Most of our challenges came after the film was submitted for rating. The restriction by the Kenya Film and Classification Board bans us from any screening, sales or distribution within our borders. However, this negative response was definitely matched by a lot of support within the country. From the moment the news about the film’s release became public we received so many messages of support and many of curiosity – Kenyans just want to be able to see the film.
I thought one of the most valuable parts about this film, from an observational sense, was that the stories it tells are not from the distant part being reflected upon, they’re from the present. Do you feel that political cinema in Kenya has a need to be focusing on the present to create change?
We’d be the last people to dictate what Kenyan cinema in any genre needs to be doing, or even need Kenyan film to be valid only by creating some kind of change. Sometimes films just make people laugh or long for love, and that is as important to the human experience globally as making controversial political statements. That said, lessons from the past and imaginations from the future can be just as powerful as present narratives to pass strong political messages.
How do you feel overall about Stories of Our Lives – does NEST plan to make more films in the vein of it, specifically focusing on homosexuality on Kenya or will the group be tackling other issues?
We’re currently working on a book from the Stories Of Our Lives project, so that the rest of the stories can be heard. We’ve learned a lot from the journeys this film has taken us on so far. We’re interested in exploring the same overall theme of otherness through film, but through many different lenses.
I was curious about Chico Leco – how does it differ from your work with Stories of Our Lives?
In many ways it doesn’t. Chico Leco is and continues to be a fashion industry intervention using different projects to address gaps we have seen in the Kenyan sector, which are mirrored in many places on the Continent. We realised that the way things had always been done was limiting to the growth of this essential part of the creative economy in many ways, and every project seeks to ask “why don’t we try something new?” Stories Of Our Lives was pretty similar, to tell stories that don’t usually get heard – a lot of effort is put into erasing or misrepresenting Kenya’s queer community for all manner of reasons, and we wanted this collection of love stories to counter that.
To Catch A Dream – did you feel there was a major difference in how you approached a film about fashion to other topics in the past, or does the NEST collective have a specific style of approaching their film?
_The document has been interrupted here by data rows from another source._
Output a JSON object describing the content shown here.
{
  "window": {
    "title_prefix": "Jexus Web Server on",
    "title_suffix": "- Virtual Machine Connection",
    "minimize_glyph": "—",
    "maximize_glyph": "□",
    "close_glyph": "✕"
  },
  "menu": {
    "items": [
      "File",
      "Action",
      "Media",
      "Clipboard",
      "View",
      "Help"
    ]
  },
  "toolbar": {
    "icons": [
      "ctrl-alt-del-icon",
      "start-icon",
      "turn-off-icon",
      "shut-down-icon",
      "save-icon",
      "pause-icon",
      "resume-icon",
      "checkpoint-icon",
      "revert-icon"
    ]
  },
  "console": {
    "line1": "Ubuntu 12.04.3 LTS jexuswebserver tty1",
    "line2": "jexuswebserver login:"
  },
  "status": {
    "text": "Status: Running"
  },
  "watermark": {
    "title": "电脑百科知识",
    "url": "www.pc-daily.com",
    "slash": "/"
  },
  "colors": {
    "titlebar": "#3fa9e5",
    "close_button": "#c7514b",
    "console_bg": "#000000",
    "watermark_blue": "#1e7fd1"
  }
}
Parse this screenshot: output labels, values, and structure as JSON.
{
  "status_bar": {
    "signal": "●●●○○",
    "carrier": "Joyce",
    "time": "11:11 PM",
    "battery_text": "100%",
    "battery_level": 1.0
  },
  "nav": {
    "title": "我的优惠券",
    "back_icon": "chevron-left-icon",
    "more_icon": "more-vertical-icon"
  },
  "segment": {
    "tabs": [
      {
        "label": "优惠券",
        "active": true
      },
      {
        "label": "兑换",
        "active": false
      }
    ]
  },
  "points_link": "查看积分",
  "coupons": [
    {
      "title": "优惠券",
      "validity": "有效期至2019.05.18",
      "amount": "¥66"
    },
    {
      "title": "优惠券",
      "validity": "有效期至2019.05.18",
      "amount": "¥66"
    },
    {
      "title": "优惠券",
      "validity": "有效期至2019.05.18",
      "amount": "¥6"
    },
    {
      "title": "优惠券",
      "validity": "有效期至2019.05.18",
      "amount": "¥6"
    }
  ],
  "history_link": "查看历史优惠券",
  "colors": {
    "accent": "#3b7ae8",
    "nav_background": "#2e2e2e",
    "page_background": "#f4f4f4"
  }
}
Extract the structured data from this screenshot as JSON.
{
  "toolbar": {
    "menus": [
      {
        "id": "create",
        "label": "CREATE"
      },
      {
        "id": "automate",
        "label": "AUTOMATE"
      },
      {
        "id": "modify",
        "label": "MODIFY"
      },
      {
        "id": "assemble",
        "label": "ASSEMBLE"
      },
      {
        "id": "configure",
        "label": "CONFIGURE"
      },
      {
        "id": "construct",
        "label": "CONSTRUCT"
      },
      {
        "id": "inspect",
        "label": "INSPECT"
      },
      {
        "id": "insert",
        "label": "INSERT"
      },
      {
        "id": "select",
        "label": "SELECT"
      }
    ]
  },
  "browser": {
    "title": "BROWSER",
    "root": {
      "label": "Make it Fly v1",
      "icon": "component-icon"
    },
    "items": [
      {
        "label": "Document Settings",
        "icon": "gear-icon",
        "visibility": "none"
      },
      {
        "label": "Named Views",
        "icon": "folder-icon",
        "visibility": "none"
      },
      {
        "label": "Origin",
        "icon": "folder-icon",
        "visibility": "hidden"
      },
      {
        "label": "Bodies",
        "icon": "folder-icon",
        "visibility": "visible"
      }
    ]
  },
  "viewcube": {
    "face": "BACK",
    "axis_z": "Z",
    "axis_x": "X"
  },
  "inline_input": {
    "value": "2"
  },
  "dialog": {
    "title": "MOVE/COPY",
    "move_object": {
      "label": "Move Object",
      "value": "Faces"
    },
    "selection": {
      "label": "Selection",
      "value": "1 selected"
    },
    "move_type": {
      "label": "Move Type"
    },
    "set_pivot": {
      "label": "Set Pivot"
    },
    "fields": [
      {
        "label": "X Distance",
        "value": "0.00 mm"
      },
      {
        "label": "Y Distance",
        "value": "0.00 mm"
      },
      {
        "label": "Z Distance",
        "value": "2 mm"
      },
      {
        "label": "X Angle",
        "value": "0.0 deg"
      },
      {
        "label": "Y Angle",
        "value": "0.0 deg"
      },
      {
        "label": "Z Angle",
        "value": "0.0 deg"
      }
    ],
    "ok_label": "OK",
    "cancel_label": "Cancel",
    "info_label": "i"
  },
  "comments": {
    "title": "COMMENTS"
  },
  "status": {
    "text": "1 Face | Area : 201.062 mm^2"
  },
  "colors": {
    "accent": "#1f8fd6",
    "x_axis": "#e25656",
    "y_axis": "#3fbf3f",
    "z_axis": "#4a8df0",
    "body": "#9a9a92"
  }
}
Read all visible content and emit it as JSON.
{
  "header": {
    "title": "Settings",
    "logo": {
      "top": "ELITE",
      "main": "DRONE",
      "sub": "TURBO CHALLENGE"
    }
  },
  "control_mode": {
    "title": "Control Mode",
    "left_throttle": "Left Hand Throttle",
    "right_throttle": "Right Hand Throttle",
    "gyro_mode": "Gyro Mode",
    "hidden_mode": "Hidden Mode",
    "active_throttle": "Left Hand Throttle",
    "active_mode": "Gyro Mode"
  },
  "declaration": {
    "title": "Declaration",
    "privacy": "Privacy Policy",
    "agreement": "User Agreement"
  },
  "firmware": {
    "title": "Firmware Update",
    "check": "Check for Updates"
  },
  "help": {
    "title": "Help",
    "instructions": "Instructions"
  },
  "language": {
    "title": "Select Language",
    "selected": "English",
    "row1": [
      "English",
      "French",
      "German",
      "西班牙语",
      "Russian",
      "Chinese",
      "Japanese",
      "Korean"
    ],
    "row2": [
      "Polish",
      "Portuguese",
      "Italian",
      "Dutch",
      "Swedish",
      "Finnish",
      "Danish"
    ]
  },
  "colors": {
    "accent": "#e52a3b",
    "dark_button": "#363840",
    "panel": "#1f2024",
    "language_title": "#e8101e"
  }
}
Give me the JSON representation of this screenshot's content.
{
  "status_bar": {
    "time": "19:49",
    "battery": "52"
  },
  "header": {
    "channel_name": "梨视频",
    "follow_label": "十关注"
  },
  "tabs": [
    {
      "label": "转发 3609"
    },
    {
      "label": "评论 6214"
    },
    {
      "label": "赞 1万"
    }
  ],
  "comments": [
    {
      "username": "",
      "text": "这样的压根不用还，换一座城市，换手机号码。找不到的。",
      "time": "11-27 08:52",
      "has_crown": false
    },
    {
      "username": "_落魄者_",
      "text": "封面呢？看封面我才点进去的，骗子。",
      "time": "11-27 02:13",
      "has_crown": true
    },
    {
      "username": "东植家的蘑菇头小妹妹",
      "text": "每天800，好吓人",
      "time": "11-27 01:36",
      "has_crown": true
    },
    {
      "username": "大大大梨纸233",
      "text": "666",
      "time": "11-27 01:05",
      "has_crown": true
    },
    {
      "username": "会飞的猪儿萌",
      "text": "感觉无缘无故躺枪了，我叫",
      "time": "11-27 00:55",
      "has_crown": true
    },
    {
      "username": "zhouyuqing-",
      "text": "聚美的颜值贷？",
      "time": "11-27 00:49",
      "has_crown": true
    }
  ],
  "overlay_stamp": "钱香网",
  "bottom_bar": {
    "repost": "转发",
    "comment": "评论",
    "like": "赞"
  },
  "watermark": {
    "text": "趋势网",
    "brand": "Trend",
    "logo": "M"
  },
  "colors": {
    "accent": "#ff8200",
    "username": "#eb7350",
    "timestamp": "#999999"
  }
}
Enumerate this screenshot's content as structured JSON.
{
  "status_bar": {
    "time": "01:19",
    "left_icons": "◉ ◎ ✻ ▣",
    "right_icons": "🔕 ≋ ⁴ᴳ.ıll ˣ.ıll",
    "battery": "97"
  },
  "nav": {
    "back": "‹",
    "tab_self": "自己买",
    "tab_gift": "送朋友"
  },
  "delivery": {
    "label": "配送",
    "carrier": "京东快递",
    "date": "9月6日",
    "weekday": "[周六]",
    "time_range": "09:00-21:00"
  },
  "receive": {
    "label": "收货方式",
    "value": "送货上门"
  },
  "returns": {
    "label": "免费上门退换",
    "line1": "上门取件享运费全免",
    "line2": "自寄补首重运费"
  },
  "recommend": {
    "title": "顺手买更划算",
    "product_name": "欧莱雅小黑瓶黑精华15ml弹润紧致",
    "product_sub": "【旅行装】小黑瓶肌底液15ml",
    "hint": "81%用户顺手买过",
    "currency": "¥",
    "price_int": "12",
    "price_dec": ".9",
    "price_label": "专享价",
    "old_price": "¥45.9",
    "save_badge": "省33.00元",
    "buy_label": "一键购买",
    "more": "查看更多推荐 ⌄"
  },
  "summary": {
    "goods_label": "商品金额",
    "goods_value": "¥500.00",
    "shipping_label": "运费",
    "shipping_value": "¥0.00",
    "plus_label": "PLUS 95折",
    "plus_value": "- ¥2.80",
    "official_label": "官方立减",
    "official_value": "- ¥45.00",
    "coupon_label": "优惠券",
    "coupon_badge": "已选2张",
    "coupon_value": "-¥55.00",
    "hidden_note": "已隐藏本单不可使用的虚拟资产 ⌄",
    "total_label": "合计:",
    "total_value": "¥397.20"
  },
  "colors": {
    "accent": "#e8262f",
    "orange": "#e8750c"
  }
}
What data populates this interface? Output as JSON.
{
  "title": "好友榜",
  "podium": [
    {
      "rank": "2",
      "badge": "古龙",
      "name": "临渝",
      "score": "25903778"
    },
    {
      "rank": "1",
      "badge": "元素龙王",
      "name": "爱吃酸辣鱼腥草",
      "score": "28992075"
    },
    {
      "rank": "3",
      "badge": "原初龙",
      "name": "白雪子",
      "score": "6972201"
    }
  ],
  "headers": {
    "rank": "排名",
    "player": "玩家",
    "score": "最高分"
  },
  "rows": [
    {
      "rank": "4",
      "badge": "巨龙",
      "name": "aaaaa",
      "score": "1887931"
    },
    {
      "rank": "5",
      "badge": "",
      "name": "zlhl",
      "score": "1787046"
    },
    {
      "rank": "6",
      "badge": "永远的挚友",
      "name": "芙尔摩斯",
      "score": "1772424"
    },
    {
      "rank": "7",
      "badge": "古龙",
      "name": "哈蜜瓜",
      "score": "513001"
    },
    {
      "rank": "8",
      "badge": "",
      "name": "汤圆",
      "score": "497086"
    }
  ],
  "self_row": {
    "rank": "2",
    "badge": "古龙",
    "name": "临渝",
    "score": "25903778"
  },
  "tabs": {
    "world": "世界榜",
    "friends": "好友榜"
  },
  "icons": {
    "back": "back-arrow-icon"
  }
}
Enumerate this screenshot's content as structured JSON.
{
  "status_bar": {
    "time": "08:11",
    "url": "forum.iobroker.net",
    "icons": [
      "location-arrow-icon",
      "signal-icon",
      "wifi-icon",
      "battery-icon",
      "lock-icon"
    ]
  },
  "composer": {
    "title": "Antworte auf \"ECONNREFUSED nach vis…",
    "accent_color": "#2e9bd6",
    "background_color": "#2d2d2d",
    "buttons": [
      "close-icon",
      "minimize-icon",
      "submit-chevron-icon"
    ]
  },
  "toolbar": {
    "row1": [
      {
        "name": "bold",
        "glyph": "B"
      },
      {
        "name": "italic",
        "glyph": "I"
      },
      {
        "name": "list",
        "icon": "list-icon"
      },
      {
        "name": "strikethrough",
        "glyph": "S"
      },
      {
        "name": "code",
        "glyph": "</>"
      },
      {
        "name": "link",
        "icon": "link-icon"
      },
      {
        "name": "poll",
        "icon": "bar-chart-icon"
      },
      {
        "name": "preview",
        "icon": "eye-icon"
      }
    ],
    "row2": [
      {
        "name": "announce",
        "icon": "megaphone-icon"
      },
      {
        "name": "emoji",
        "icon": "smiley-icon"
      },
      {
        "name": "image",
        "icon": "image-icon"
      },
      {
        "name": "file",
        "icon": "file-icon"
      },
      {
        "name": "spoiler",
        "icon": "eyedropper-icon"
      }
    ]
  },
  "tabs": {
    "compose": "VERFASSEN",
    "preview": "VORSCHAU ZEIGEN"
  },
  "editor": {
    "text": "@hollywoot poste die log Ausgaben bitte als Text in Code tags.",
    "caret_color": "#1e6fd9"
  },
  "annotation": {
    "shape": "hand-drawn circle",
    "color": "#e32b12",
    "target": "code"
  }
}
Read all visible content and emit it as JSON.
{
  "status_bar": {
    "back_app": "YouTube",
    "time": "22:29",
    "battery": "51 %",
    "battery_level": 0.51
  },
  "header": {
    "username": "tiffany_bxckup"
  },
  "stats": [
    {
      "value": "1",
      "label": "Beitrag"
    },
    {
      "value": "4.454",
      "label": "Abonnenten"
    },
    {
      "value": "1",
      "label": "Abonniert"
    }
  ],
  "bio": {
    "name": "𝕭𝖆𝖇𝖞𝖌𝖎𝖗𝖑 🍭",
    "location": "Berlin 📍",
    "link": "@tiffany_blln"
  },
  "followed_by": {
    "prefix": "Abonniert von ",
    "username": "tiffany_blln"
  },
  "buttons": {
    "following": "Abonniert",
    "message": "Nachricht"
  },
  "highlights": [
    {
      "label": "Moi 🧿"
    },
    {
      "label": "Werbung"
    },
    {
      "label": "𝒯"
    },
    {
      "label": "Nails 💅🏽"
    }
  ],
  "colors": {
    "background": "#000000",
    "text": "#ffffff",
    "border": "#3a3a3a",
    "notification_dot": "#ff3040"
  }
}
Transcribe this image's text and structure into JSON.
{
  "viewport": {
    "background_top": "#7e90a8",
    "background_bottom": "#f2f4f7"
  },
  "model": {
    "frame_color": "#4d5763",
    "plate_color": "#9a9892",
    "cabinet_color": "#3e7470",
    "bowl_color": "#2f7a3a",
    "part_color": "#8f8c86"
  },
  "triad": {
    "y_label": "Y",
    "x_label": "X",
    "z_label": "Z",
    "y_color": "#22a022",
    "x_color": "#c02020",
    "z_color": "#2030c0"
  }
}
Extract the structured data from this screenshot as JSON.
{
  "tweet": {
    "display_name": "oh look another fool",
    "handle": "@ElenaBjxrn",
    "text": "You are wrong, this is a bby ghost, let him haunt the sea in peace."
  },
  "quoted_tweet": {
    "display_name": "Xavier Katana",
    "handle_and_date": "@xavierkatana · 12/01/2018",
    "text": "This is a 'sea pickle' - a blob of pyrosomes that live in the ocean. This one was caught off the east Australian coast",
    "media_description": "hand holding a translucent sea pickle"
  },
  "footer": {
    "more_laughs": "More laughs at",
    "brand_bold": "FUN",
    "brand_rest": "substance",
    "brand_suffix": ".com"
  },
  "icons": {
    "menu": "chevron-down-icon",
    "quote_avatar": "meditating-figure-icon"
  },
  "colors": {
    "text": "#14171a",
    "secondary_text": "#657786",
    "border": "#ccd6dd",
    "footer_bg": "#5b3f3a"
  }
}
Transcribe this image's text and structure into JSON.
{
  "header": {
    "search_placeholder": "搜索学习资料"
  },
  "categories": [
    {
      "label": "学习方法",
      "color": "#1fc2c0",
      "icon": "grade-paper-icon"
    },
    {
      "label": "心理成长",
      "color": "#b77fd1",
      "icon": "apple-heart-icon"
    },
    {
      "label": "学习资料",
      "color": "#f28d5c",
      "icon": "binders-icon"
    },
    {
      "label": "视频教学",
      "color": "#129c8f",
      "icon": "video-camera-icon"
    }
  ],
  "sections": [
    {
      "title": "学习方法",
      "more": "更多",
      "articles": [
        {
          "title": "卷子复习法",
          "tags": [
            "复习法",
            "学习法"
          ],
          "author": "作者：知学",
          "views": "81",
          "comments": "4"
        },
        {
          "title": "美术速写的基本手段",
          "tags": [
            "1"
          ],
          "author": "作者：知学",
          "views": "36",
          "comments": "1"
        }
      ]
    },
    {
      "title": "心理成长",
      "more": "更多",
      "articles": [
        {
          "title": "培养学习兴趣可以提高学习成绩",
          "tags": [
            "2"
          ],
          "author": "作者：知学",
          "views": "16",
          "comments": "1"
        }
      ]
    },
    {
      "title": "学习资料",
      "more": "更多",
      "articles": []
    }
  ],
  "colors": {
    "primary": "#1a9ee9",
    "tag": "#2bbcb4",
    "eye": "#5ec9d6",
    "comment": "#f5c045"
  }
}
No – there wasn’t any major difference. We try to be as present to each project as we can. Also, we like our sets to have a fun, collaborative atmosphere. For us, from one film to another, that doesn’t change.
Is there anything you’d like to say about To Catch A Dream? The film is about the relationship between Kenya and the fashion industry?
To Catch A Dream was an experimental short film, looking to create and share fashion experiences, products and knowledge. We wanted Kenyan designers to reach out to the whimsical and the fantastic, to create art that would explore the fairies and dream intermediaries as described in the story.
For us, the film references our rich culture of storytelling, and the tradition of employing fantasy to suggest solutions for a troubled reality. While avoiding the romanticization or exotification of Africa as pristine or even righteous, we wanted to evoke a certain yearning for a more active and respectful use of our African identities in the construction of our zeitgeist.
I guess to wrap things up: what’s next for the NEST Collective? Are there particular topics or issues that you’re planning on covering or is it unknown at this point?
We’re currently focusing all of our energies on finishing the book and getting it published. There are a few art projects we are also working on, around typography and music. We’re also scripting some new stuff secretly!